Photos prises à Brooklyn, Lille et Lezennes.

Supernova

Dans le train, ces musiques pour me relier à DS Vénus, les paysages familiers comme des lames dans le ventre et un poème pour mon requiem, gribouillé dans le carnet que m’ont offert mes merveilleuses amies.

Kaja Draksler Octet, Danas, Jučer, Sutra

Mica Levi, Rose

Venus ex Machina (Nontokozo F. Sihwa), Avril

pour survivre il faut
épuiser le corps jusqu’à ce que
les terminaisons nerveuses aient
le bouilli de spaghettis mous
épuiser le corps jusqu’à ce que
le cerveau hébété se laisse
aller à la distraction même si
ça ne peut durer qu’un instant
car dès lors que l’on se surprend
à respirer l’air se fige dans les
poumons gelés alors il faut attendre
que l’esprit à notre insu
de nouveau daigne s’égarer
ainsi l’émission de jazz à la radio
me parvient depuis le salon
tandis que je plonge dans la casserole
les légumes que je viens d’éplucher
dehors la nuit commence à tomber
je passe la main sur mon tablier
saupoudré d’amidon brillant
quand soudain je m’aperçois
que la souffrance s’était suspendue
entre deux spasmes comme une bête
douleur menstruelle
et qu’un moment ainsi baignée
de sensations familières j’ai pu faire
comme si la féline qui me faisait
une vie doucement heureuse
était toujours dans la pièce d’à-côté
– hélas je ne peux savourer cette
illusion car à peine la conscience
s’écarquille-t-elle que déjà la douleur
explose en supernova dans mes viscères
et je me rappelle que je cuisine
des légumes qui allaient se perdre
avant de les congeler pour le jour
où mon corps enfin réparé
acceptera de s’alimenter

Une histoire vraie

Mon requiem avance à une vitesse un peu vertigineuse ; il enfle de tout ce que répand mon cœur déchiqueté. C’est un roman qui n’en a pas l’air, très fragmenté mais au dispositif serré : un goutte à goutte en fin de perfusion. On y trouve plusieurs poèmes écrits en 2017 mais pas celui ci-dessous, que par ailleurs j’aime toujours beaucoup. Dame Sam l’aimait bien aussi (ce sont des choses que je devinais au mouvement de ses oreilles quand je lisais à voix haute). Il est tiré d’une histoire vraie.

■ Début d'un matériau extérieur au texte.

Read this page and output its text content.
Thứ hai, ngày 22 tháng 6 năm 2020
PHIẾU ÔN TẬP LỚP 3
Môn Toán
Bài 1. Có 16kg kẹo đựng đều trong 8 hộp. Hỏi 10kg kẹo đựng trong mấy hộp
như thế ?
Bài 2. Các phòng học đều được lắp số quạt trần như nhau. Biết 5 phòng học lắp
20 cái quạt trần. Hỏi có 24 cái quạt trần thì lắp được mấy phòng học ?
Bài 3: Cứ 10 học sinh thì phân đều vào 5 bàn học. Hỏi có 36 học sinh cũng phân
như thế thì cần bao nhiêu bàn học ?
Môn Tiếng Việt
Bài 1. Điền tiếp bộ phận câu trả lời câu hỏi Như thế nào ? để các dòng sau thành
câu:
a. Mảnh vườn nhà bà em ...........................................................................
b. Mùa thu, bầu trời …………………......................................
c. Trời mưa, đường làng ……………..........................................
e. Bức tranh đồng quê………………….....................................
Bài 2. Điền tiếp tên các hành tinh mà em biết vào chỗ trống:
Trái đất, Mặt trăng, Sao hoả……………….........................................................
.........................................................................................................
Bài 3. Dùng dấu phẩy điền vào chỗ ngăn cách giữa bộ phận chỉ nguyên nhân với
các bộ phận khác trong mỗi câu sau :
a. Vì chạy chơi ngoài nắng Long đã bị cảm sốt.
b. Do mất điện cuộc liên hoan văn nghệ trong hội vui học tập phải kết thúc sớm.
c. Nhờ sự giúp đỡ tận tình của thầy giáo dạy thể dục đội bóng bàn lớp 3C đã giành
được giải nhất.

quelle image voulez-vous avoir de vous-même
si vous laissez cet homme vous traiter ainsi ?
voilà ce que j’ai dit
à ma gynécologue
l’autre jour quand elle pleurait
puis elle a retiré le spéculum
elle a dit que j’avais raison
et qu’elle allait quitter ce salaud
puis j’ai payé 57 euros et
je suis remontée sur mon vélo
puis j’ai mangé des miettes à même
le sol et j’ai dit merci
aux doigts qui les égrenaient
j’ai l’impression
que ça m’a coûté très cher
est-ce que c’est remboursé ?

Photo prise dans l’arrière-monde ronchinois en cette même année 2017.